在此示例中,process_inputs 创建一个包含已处理输入数据的新字典,而 process_outputs 则在将结果记录到 LangSmith 之前,将其输出转换为特定格式。

注意

建议避免在处理器函数中修改源对象。相反,应创建并返回包含已处理数据的新对象。

对于异步函数,用法类似:

@traceable(process_inputs=process_inputs, process_outputs=process_outputs)
async def async_function(key: str) -> int:
# Async implementation
return len(key)

当函数级处理器与客户端级处理器(hide_inputshide_outputs)同时定义时,函数级处理器具有更高优先级。

快速入门

您可以将基于规则的掩码技术与多种匿名化工具相结合,以从输入和输出中清除敏感信息。在本操操作指南中,我们将介绍如何使用正则表达式(regex)、Microsoft Presidio 和 Amazon Comprehend。

正则表达式

信息

以下实现并不全面,可能遗漏某些格式或边界情况。在生产环境中使用前,请务必对任何实现进行充分测试。

您可以使用正则表达式(regex)在输入和输出发送至 LangSmith 之前对其进行掩码处理。
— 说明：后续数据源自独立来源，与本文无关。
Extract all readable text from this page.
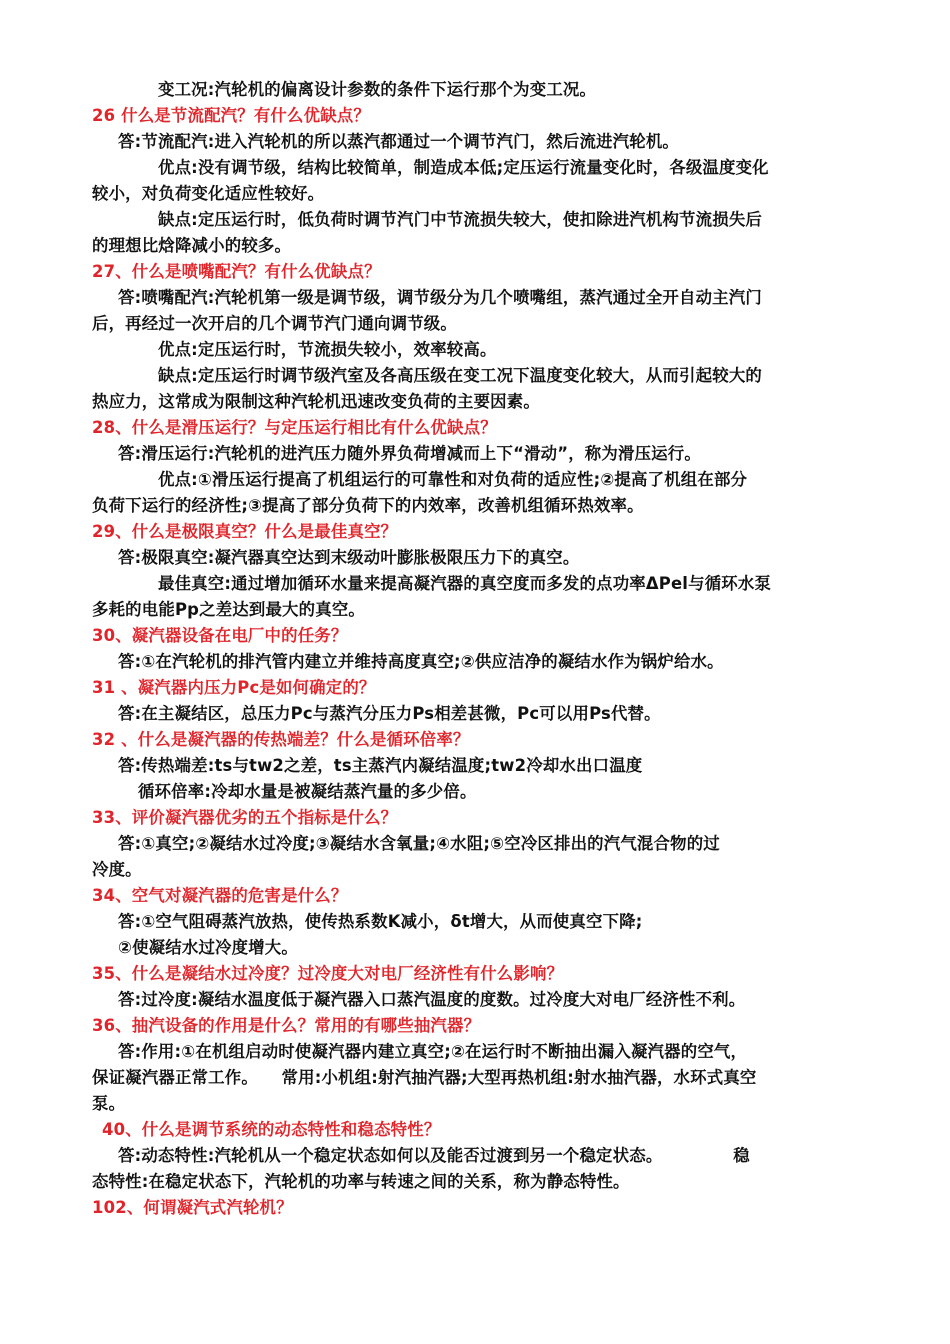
变工况:汽轮机的偏离设计参数的条件下运行那个为变工况。
26 什么是节流配汽？有什么优缺点？
答:节流配汽:进入汽轮机的所以蒸汽都通过一个调节汽门，然后流进汽轮机。
优点:没有调节级，结构比较简单，制造成本低;定压运行流量变化时，各级温度变化
较小，对负荷变化适应性较好。
缺点:定压运行时，低负荷时调节汽门中节流损失较大，使扣除进汽机构节流损失后
的理想比焓降减小的较多。
27、什么是喷嘴配汽？有什么优缺点？
答:喷嘴配汽:汽轮机第一级是调节级，调节级分为几个喷嘴组，蒸汽通过全开自动主汽门
后，再经过一次开启的几个调节汽门通向调节级。
优点:定压运行时，节流损失较小，效率较高。
缺点:定压运行时调节级汽室及各高压级在变工况下温度变化较大，从而引起较大的
热应力，这常成为限制这种汽轮机迅速改变负荷的主要因素。
28、什么是滑压运行？与定压运行相比有什么优缺点？
答:滑压运行:汽轮机的进汽压力随外界负荷增减而上下“滑动”，称为滑压运行。
优点:①滑压运行提高了机组运行的可靠性和对负荷的适应性;②提高了机组在部分
负荷下运行的经济性;③提高了部分负荷下的内效率，改善机组循环热效率。
29、什么是极限真空？什么是最佳真空？
答:极限真空:凝汽器真空达到末级动叶膨胀极限压力下的真空。
最佳真空:通过增加循环水量来提高凝汽器的真空度而多发的点功率ΔPel与循环水泵
多耗的电能Pp之差达到最大的真空。
30、凝汽器设备在电厂中的任务？
答:①在汽轮机的排汽管内建立并维持高度真空;②供应洁净的凝结水作为锅炉给水。
31 、凝汽器内压力Pc是如何确定的？
答:在主凝结区，总压力Pc与蒸汽分压力Ps相差甚微，Pc可以用Ps代替。
32 、什么是凝汽器的传热端差？什么是循环倍率？
答:传热端差:ts与tw2之差，ts主蒸汽内凝结温度;tw2冷却水出口温度
循环倍率:冷却水量是被凝结蒸汽量的多少倍。
33、评价凝汽器优劣的五个指标是什么？
答:①真空;②凝结水过冷度;③凝结水含氧量;④水阻;⑤空冷区排出的汽气混合物的过
冷度。
34、空气对凝汽器的危害是什么？
答:①空气阻碍蒸汽放热，使传热系数K减小，δt增大，从而使真空下降;
②使凝结水过冷度增大。
35、什么是凝结水过冷度？过冷度大对电厂经济性有什么影响？
答:过冷度:凝结水温度低于凝汽器入口蒸汽温度的度数。过冷度大对电厂经济性不利。
36、抽汽设备的作用是什么？常用的有哪些抽汽器？
答:作用:①在机组启动时使凝汽器内建立真空;②在运行时不断抽出漏入凝汽器的空气，
保证凝汽器正常工作。    常用:小机组:射汽抽汽器;大型再热机组:射水抽汽器，水环式真空
泵。
40、什么是调节系统的动态特性和稳态特性？
答:动态特性:汽轮机从一个稳定状态如何以及能否过渡到另一个稳定状态。            稳
态特性:在稳定状态下，汽轮机的功率与转速之间的关系，称为静态特性。
102、何谓凝汽式汽轮机？
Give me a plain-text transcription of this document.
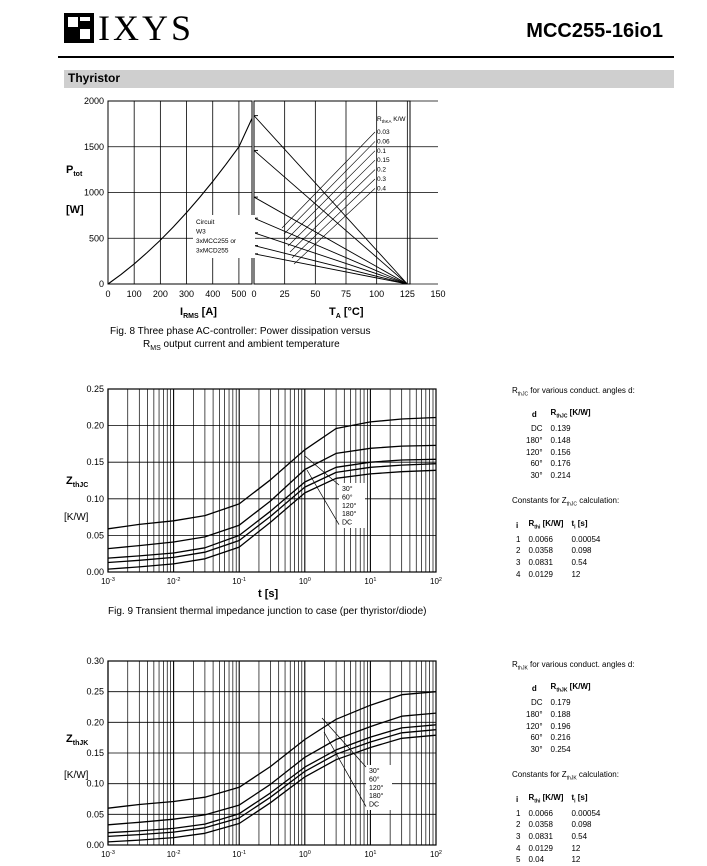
IXYS	MCC255-16io1
Thyristor
$P_{tot}$
[W]
0
500
1000
1500
2000
0 100 200 300 400 500 0	25 50 75 100 125 150
$I_{RMS}$ [A]	$T_A$ [°C]
$R_{thKA}$ K/W
0.03
0.06
0.1
0.15
0.2
0.3
0.4
Circuit
W3
3xMCC255 or
3xMCD255
Fig. 8 Three phase AC-controller: Power dissipation versus
$R_{MS}$ output current and ambient temperature
$Z_{thJC}$
[K/W]
0.00
0.05
0.10
0.15
0.20
0.25
$10^{-3}$	$10^{-2}$	$10^{-1}$	$10^0$	$10^1$	$10^2$
30°
60°
120°
180°
DC
t [s]
Fig. 9 Transient thermal impedance junction to case (per thyristor/diode)
$Z_{thJK}$
[K/W]
0.00
0.05
0.10
0.15
0.20
0.25
0.30
$10^{-3}$	$10^{-2}$	$10^{-1}$	$10^0$	$10^1$	$10^2$
30°
60°
120°
180°
DC
$R_{thJC}$ for various conduct. angles d:
d	$R_{thJC}$ [K/W]
DC	0.139
180°	0.148
120°	0.156
60°	0.176
30°	0.214
Constants for $Z_{thJC}$ calculation:
i	$R_{thi}$ [K/W]	$t_i$ [s]
1	0.0066	0.00054
2	0.0358	0.098
3	0.0831	0.54
4	0.0129	12
$R_{thJK}$ for various conduct. angles d:
d	$R_{thJK}$ [K/W]
DC	0.179
180°	0.188
120°	0.196
60°	0.216
30°	0.254
Constants for $Z_{thJK}$ calculation:
i	$R_{thi}$ [K/W]	$t_i$ [s]
1	0.0066	0.00054
2	0.0358	0.098
3	0.0831	0.54
4	0.0129	12
5	0.04	12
以下实现可对电子邮件地址、电话号码、全名、信用卡号以及社会安全号码(SSN)进行掩码处理。

import re
import openai
from langsmith import Client
from langsmith.wrappers import wrap_openai

# Define regex patterns for various PII
SSN_PATTERN = re.compile(r'\b\d{3}-\d{2}-\d{4}\b')
CREDIT_CARD_PATTERN = re.compile(r'\b(?:\d[ -]*?){13,16}\b')
EMAIL_PATTERN = re.compile(r'\b[A-Za-z0-9._%+-]+@[A-Za-z0-9.-]+\.[A-Z|a-z]{2,7}\b')
PHONE_PATTERN = re.compile(r'\b(?:\+?1[-.\s]?)?\(?\d{3}\)?[-.\s]?\d{3}[-.\s]?\d{4}\b')
FULL_NAME_PATTERN = re.compile(r'\b([A-Z][a-z]*\s[A-Z][a-z]*)\b')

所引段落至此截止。